The Latest Skirmish in a 206-year-old Battle Against Gerrymandering
Monday, May 14, 2018

A little over two centuries ago, in 1812, Massachusetts governor Elbridge Gerry signed a law creating a state senate district shaped to favor Democratic-Republican candidates over Federalist opponents. A Boston Gazette political cartoon depicted the oddly shaped district as a salamander, calling it a gerrymander in the governor’s “honor.”

This year, a legal challenge to what nonpartisan organization OneVirginia2021 claims are 11 oddly shaped legislative districts – six in the Virginia Senate and five in the House of Delegates – reached its final round before the commonwealth’s Supreme Court. 

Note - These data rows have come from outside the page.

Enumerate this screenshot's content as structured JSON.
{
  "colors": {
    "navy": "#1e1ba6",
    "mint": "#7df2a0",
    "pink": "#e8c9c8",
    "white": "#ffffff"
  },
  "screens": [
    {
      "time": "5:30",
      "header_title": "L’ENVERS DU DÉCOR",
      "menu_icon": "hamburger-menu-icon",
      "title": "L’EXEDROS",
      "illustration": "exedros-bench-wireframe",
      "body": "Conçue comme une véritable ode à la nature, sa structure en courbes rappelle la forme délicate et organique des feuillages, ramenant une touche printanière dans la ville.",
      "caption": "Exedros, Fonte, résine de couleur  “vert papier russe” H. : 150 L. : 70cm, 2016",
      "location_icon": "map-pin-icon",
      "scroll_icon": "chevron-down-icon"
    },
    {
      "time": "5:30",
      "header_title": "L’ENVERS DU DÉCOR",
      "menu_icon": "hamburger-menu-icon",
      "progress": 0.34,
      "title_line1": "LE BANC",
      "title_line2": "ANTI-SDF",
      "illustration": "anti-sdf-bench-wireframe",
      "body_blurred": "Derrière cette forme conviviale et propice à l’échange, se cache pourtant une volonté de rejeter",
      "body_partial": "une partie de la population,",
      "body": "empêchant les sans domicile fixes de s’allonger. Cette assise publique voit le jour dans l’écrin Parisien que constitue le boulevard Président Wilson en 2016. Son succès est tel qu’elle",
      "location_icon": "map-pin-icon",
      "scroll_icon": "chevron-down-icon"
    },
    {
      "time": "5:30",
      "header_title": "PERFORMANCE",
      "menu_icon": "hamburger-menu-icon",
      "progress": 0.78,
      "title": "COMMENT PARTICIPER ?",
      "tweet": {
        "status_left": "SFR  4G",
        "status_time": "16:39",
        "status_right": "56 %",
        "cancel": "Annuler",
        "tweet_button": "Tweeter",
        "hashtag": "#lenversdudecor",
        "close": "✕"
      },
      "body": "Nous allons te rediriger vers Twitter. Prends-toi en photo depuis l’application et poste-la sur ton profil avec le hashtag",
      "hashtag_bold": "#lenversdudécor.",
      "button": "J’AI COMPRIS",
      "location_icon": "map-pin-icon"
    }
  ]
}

Ironically, the attorney leading this challenge to the Republican-majority General Assembly is a former Republican nominee for governor, DAGG partner Wyatt B. Durette, Jr.

According to its website, OneVirginia2021 first filed suit in 2015,

ask[ing] the court to compel the General Assembly to give priority to Constitutional requirements – especially compactness – over such political criteria as voters’ previous partisan preferences or whether new district boundaries will give the incumbent a custom-cut advantage. Article II, Section 6 of the Virginia Constitution commands: “Every election district shall be composed of contiguous and compact territory.”

Richmond Times Dispatch columnist Jeff Schapiro notes that 

A Henrico House district, which elected Democrat Schuyler VanValkenburg [in 2017] after a decade of Republican representation, was described at trial as resembling a toilet bowl. In the Roanoke area, the Senate district of Republican David Sutterman splatters east toward Lynchburg and west to the West Virginia line.

This is the second time the case has gone up and down through the court system. Last year, after the state Supreme Court remanded the case for further proceedings,

Richmond Circuit Court Judge W. Reilly Marchant ruled on March 31 that the 11 districts…were constitutional. In his ruling, however, Judge Marchant supported the use of newly developed measurements to determine whether priority was accorded the constitutional mandate of compactness in drawing election districts…

Hence the appeal to the state Supreme Court, which was heard March 1, 2018.

Two important constitutional questions are also implicit in the appeal: Do the state constitution’s standards for redistricting restrict the General Assembly’s district-drawing prerogative? And how much power do the courts have over a legislature with the constitutional power to hire and fire judges?

In other words, the final outcome could affect more than just the 11 districts and those around them.